For problem 51, I only had to try replacing the 0s, 1s and 2s, since there had to be 8 values in the family. And I didn't have to try replacing 1s with 0s or 2s with 1s or 0s, since those would be redundant.

I just did a brute force search from 1 on up for problem 52. It would be more complicated and maybe faster to skip numbers where the most significant digit is not 1, but the answer wasn't all that big, so it wouldn't be significantly faster, if at all.

For problem 53, since ⁿC₀ = ⁿC_n = 1, and C increases rapidly from the edges and peaks at the middle, I counted the values under a million for 0 ≤ r ≤ n/2, doubled it and subtracted.

For problem 54, using Haskell's deriving (Ord) with an appropriate data structure and mapping the card values to values that ordered the ace, face cards, and ten correctly made it simple. Also, there were no instances of A 2 3 4 5 in the data, which, if considered a straight, would have had to have a special-case constructor to be ordered correctly.

I just brute-forced problem 55 over the range 1..9999.

For problem 56, the upper bound for the sum of digits is 9b log₁₀a, and log₁₀a < 2, so the upper bound is 18b. So the maximum value for b = 99 establishes a lower bound for b that needs to be searched. Subsequent new maximums for b < 99 can raise that lower bound. I wound up searching 1 ≤ a ≤ 99 for 54 ≤ b ≤ 99.

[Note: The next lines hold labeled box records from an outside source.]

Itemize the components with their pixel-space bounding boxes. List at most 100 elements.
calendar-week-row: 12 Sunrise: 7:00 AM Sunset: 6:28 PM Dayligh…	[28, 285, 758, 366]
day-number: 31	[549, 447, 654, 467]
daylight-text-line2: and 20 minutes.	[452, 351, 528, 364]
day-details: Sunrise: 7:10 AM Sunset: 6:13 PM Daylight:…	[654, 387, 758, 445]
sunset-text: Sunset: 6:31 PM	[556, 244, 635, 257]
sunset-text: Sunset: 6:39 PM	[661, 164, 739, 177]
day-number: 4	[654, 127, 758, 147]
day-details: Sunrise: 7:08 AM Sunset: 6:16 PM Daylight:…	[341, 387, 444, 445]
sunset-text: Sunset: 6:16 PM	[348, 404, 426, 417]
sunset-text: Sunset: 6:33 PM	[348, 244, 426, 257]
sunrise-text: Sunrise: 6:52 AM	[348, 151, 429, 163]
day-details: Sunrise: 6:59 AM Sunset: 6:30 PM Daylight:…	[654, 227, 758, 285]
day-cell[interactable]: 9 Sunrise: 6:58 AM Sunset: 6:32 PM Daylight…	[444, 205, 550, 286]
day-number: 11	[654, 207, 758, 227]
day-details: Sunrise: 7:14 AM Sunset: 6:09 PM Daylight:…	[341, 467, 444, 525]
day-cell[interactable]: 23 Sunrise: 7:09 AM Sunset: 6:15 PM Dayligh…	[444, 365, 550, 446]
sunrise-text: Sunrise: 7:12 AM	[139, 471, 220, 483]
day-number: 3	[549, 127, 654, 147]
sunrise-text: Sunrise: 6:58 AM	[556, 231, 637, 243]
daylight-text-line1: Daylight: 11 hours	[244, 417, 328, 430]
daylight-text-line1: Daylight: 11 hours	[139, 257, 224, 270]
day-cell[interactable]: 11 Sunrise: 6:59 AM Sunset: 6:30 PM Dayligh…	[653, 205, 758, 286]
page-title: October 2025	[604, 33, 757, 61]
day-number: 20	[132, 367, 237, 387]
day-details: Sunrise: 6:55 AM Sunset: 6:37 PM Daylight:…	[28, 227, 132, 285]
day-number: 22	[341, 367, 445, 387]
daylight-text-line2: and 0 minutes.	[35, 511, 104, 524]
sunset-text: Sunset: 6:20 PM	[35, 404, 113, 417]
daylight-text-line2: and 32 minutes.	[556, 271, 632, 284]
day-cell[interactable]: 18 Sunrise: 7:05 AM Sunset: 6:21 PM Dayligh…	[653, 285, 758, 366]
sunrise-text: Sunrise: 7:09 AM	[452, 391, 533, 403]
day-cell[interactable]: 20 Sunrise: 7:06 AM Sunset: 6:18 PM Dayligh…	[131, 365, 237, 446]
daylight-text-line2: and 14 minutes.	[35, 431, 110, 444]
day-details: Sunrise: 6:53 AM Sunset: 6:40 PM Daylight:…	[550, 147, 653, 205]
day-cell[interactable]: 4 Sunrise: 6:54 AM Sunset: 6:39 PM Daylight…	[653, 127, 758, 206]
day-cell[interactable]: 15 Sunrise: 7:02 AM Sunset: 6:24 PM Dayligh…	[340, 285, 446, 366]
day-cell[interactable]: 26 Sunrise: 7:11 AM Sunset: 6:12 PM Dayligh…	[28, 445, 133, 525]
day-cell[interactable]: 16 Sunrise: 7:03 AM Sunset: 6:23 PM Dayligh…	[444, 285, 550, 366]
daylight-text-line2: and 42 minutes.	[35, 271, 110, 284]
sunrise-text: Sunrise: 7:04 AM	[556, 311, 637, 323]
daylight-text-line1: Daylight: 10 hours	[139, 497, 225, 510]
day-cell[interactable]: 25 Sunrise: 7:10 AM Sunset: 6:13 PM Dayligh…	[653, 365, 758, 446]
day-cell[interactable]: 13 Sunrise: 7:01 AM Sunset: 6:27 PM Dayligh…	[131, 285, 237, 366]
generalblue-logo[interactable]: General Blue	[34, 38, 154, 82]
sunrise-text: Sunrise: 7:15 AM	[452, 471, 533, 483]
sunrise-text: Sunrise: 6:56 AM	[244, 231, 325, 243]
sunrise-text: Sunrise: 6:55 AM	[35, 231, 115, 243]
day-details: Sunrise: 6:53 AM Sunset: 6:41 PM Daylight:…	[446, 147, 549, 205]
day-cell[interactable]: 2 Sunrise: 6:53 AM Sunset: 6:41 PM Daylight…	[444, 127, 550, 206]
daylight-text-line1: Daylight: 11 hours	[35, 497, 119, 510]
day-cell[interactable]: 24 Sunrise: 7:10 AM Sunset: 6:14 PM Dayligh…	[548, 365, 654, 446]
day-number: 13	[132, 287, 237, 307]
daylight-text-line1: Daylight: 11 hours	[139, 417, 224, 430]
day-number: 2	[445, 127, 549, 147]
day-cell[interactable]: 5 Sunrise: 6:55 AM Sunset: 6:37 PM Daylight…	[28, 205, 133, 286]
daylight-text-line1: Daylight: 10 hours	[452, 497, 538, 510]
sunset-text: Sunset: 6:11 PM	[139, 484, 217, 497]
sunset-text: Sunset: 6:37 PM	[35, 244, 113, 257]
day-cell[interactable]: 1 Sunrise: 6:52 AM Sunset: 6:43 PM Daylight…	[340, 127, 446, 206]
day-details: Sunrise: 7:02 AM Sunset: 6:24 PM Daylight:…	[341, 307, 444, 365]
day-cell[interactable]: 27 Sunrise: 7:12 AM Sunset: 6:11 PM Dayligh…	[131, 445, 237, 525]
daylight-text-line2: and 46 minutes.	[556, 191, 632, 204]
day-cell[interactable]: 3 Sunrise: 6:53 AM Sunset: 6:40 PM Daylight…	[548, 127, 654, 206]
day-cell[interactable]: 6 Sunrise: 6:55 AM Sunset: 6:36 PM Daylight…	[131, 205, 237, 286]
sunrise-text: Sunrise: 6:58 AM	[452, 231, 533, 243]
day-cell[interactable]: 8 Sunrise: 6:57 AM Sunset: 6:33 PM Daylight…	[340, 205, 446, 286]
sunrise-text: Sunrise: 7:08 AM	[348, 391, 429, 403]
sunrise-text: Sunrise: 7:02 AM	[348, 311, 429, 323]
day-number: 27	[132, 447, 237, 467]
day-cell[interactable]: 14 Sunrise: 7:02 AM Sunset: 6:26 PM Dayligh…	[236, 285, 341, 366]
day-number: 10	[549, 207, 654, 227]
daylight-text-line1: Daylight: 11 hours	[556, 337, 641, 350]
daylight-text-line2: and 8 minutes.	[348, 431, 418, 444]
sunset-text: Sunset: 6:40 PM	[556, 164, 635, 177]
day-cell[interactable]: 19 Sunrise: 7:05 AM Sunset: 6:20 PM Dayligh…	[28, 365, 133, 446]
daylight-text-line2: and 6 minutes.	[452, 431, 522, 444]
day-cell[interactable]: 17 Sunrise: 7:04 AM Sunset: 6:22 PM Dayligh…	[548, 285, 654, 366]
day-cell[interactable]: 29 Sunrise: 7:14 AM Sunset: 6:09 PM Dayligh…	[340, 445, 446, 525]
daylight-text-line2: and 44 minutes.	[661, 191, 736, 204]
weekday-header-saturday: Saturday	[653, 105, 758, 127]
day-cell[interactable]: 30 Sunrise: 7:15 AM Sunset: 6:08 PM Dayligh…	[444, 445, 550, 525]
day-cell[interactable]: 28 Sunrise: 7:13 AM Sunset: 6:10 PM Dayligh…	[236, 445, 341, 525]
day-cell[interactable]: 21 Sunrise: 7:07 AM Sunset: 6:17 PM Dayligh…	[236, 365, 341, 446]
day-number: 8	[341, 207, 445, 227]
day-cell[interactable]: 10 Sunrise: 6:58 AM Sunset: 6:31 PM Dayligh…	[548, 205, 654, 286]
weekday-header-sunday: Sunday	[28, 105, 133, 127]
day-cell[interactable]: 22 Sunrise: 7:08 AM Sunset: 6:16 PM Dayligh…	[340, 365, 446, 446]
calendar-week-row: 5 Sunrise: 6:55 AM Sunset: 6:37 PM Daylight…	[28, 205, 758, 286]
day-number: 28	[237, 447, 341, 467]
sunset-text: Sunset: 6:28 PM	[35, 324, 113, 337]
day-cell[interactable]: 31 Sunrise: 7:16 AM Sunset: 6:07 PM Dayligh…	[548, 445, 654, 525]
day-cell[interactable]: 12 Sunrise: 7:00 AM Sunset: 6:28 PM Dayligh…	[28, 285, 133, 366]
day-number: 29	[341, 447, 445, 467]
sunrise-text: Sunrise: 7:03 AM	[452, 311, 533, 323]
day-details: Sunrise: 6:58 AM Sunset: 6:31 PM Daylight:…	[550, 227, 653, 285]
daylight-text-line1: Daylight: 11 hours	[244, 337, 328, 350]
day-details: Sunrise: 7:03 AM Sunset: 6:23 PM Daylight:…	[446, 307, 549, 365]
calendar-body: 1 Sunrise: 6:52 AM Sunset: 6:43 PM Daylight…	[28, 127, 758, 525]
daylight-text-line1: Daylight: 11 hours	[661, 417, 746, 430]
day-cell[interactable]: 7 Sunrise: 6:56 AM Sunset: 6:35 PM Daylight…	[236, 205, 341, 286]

For problem 57, I found that doing head (show numerator) < head (show denominator) was faster than counting all the digits, as it's known that numerator/denominator is approximately 1.4.

For problem 58, I just did a brute force iteration over each square, with running counts of the total and the number of primes.

For problem 59, I printed out every 3rd character decoded with each of the 26 possible key characters, and then visually chose each of the 3 characters in the key.

For problem 60, I could only come up with a super slow solution, though it did come up with the answer in about 10 minutes, and ruled out other possible answers after 30 more minutes. I made a very wide, shallow tree, spitting out results when reaching a depth of 5. I had to do a bunch of redundant calculations, because although I had a branch starting with 3,7,109,... I still needed branches starting with 3,..., 3,7,..., 3,109,..., 7,..., 7,109,..., 109,.... I'm thinking that a graph-based algorithm, instead of a tree-based algorithm would be faster, should I revisit this problem.